The group was heading to Sydney, Australia, where they spent a couple of days partying on yachts, gambling, and eating. On one yacht, DiCaprio, a black baseball cap turned backward, took a shot at DJing, while Foxx, dressed in a buttoned-up white shirt and black jacket, danced. Beautiful women in short black dresses milled around the dance floor. One rich Thai friend of Low’s, Chavayos Rattakul, posted a picture on his Instagram of gambling chips on the floor of the Star, a casino overlooking Sydney’s Darling harbor. “A good way to waste a million dollar,” he wrote in the caption. In the casino complex a Marquee nightclub recently had opened, owned by Tepperberg and Strauss. For the group’s New Year’s Eve celebration in the club, Low had ordered ice baths to be filled with scores of bottles of Cristal champagne. “Showtime!!!!!!!!!!!!” Swizz Beatz wrote on Instagram.

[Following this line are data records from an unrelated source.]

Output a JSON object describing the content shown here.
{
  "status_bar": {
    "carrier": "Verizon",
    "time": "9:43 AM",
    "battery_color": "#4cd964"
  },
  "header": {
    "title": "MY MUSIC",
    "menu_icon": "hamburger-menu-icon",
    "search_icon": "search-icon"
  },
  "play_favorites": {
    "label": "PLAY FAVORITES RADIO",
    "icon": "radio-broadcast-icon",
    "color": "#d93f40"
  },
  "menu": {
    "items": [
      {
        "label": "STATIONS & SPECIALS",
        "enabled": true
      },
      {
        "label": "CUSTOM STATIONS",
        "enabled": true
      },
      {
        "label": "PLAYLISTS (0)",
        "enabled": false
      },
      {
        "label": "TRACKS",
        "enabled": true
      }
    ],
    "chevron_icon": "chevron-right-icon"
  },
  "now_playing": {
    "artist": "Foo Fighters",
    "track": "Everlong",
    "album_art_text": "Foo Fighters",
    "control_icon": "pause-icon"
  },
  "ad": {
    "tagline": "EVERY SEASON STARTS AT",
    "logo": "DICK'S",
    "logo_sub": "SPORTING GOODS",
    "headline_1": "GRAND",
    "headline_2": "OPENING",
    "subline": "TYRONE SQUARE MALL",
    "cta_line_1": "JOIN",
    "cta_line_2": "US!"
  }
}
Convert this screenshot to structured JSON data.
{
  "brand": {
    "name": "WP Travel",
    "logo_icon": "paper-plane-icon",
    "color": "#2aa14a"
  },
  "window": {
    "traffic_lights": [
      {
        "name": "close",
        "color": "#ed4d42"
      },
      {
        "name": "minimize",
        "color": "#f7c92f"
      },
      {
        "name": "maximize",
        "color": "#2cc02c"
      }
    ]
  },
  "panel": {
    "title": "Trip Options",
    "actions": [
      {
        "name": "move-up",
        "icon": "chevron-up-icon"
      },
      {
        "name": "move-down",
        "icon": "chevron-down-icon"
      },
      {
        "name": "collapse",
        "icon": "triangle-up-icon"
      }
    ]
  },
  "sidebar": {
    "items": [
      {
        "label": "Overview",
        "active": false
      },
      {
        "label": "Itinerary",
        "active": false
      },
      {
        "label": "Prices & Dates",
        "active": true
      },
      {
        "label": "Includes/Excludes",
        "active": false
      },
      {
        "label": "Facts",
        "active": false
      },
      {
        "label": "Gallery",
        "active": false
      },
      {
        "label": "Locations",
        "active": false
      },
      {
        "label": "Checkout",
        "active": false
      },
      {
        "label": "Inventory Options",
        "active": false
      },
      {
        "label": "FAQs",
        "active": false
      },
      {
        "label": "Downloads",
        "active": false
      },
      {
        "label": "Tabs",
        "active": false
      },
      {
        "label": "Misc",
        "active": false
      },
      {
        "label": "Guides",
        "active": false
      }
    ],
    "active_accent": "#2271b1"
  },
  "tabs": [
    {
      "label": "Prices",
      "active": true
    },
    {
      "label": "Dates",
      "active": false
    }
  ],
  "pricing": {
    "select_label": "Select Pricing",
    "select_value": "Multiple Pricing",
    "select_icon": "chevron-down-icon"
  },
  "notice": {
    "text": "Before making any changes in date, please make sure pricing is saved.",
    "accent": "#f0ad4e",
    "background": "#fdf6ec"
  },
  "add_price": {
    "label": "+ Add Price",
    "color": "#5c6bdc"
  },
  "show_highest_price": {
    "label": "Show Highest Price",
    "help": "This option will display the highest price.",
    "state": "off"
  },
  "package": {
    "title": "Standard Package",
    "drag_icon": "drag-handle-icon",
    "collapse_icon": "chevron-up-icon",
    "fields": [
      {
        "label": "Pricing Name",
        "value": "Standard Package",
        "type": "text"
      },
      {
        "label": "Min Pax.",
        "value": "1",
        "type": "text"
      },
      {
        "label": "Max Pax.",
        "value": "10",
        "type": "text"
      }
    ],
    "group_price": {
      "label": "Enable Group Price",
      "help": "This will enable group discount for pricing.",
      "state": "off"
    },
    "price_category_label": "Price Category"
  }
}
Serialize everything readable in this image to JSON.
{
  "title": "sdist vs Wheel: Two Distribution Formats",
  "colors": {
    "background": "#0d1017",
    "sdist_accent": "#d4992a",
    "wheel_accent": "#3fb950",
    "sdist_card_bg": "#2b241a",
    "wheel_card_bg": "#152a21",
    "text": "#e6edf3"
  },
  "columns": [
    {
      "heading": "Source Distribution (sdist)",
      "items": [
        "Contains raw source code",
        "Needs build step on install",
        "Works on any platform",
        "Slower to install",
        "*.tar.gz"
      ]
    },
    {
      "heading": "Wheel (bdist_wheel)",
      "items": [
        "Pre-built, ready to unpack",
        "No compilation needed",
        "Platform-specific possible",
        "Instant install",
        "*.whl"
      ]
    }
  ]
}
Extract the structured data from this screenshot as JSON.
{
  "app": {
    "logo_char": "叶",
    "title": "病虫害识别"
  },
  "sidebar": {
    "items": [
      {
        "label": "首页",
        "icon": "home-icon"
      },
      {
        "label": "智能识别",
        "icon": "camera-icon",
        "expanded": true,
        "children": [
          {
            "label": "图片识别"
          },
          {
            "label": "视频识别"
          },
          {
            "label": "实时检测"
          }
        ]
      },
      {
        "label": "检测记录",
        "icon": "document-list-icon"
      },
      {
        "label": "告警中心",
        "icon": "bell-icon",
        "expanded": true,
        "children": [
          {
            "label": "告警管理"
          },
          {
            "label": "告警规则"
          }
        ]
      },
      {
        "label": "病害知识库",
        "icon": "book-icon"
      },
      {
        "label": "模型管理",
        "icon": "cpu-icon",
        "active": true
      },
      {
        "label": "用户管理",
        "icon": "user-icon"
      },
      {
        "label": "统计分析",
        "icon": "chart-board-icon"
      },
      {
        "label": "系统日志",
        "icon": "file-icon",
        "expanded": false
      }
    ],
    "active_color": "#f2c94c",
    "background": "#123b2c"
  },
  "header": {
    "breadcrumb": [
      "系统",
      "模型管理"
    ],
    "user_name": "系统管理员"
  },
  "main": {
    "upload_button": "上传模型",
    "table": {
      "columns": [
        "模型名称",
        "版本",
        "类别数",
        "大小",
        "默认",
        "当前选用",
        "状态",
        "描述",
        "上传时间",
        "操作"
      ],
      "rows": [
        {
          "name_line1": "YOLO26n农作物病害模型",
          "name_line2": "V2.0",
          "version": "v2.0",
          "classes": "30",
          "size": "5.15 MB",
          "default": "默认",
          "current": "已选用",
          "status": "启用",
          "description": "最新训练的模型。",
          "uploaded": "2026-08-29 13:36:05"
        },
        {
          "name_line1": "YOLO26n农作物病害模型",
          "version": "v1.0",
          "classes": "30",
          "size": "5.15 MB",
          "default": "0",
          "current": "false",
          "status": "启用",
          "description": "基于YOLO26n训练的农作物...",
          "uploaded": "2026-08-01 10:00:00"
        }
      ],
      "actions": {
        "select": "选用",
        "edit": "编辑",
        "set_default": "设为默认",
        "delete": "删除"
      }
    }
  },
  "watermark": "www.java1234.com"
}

After the stroke of midnight, the group got back on the Boeing 747-400 for a fifteen-hour flight to Las Vegas. After crossing the international dateline and being picked up by stretch limousines, the partygoers made for LAVO, a nightclub also co-owned by Tepperberg and Strauss—ready for yet another New Year’s countdown. Perhaps in an effort to sustain the group for a few more hours of partying, Low ordered buckets of KFC chicken. Dressed in a red shirt with black pants and sports sneakers, Low at one point took a swig of champagne directly from the bottle. Someone put on a fake panda head. As midnight approached for the second time that day, models danced on the bar, holding champagne bottles lit with sparklers.